Я написалъ въ другомъ еженедѣльникѣ:

"Авторъ утверждаетъ, во-первыхъ, что «въ предразсвѣтные часы вся природа готовится отойти ко сну». Если «вся природа» въ глазахъ автора отождествляется съ кучкой пьяныхъ гулякъ, вышвырнутыхъ за позднимъ временемъ изъ кабака и готовящихся отойти ко сну въ придорожной канавѣ — мы не поздравляемъ автора съ такимъ кругозоромъ. Во-вторыхъ, всему свѣту извѣстно, — что крестьяне встаютъ съ разсвѣтомъ, a не ложатся. Какой же дуракъ могъ заставить истомившихся за день крестьянъ гнать стада «лошадей и другихъ животныхъ» на пастбища. Когда крестьяне ихъ гнали? Въ какой часъ? Если утромъ — почему они успѣли «истомиться за день»? Если вечеромъ — что это за безумные, потерявшіе образъ человѣческій крестьяне, которые выгоняютъ скотъ на ночь изъ хлѣвовъ въ поле? И, какъ совмѣстить «тихіе закатные часы» съ «ласковыми лучами утренняго солнышка?» Кто могъ написать это? Человѣкъ или курица, забредшая черезъ открытое окно на письменный столъ отлучившагося за авансомъ автора? Да нѣтъ! И курица прекрасно отличаетъ разсвѣтъ отъ заката… Въ концѣ этой белиберды авторъ меланхолически вздыхаетъ: «Въ такіе тихіе закатные часы мнѣ хочется думать о чемъ-то недостижимомъ, несбыточномъ»…

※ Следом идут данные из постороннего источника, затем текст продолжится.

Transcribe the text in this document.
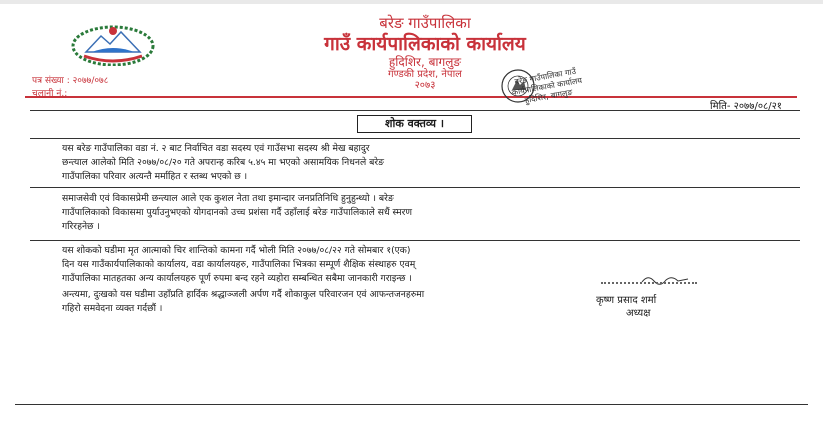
बरेङ गाउँपालिका
गाउँ कार्यपालिकाको कार्यालय
हुदिशिर, बागलुङ
गण्डकी प्रदेश, नेपाल
२०७३
पत्र संख्या : २०७७/०७८
चलानी नं.:
बरेङ गाउँपालिका गाउँ कार्यपालिकाको कार्यालय हुदिशिर, बागलुङ
मिति- २०७७/०८/२१
शोक वक्तव्य ।
यस बरेङ गाउँपालिका वडा नं. २ बाट निर्वाचित वडा सदस्य एवं गाउँसभा सदस्य श्री मेख बहादुर
छन्त्याल आलेको मिति २०७७/०८/२० गते अपरान्ह करिब ५.४५ मा भएको असामयिक निधनले बरेङ
गाउँपालिका परिवार अत्यन्तै मर्माहित र स्तब्ध भएको छ ।
समाजसेवी एवं विकासप्रेमी छन्त्याल आले एक कुशल नेता तथा इमान्दार जनप्रतिनिधि हुनुहुन्थ्यो । बरेङ
गाउँपालिकाको विकासमा पुर्याउनुभएको योगदानको उच्च प्रशंसा गर्दै उहाँलाई बरेङ गाउँपालिकाले सधैं स्मरण
गरिरहनेछ ।
यस शोकको घडीमा मृत आत्माको चिर शान्तिको कामना गर्दै भोली मिति २०७७/०८/२२ गते सोमबार १(एक)
दिन यस गाउँकार्यपालिकाको कार्यालय, वडा कार्यालयहरु, गाउँपालिका भित्रका सम्पूर्ण शैक्षिक संस्थाहरु एवम्
गाउँपालिका मातहतका अन्य कार्यालयहरु पूर्ण रुपमा बन्द रहने व्यहोरा सम्बन्धित सबैमा जानकारी गराइन्छ ।
अन्त्यमा, दुःखको यस घडीमा उहाँप्रति हार्दिक श्रद्धाञ्जली अर्पण गर्दै शोकाकुल परिवारजन एवं आफन्तजनहरुमा
गहिरो समवेदना व्यक्त गर्दछौं ।
कृष्ण प्रसाद शर्मा
अध्यक्ष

«Что онъ называетъ недостижимымъ? Не то-ли, что ему никогда не удастся поумнѣть и написать произведете болѣе благопристойное»…

Статейка моя вышла достаточно хлесткой, умной и разсудительной.

Но на другой день ко мнѣ явился длинный худощавый молодецъ и заявилъ, что онъ этого дѣла такъ не оставитъ.

— Да вы кто такой? — спросилъ я.

— Авторъ той повѣсти, съ которой вы такъ грубо обошлись…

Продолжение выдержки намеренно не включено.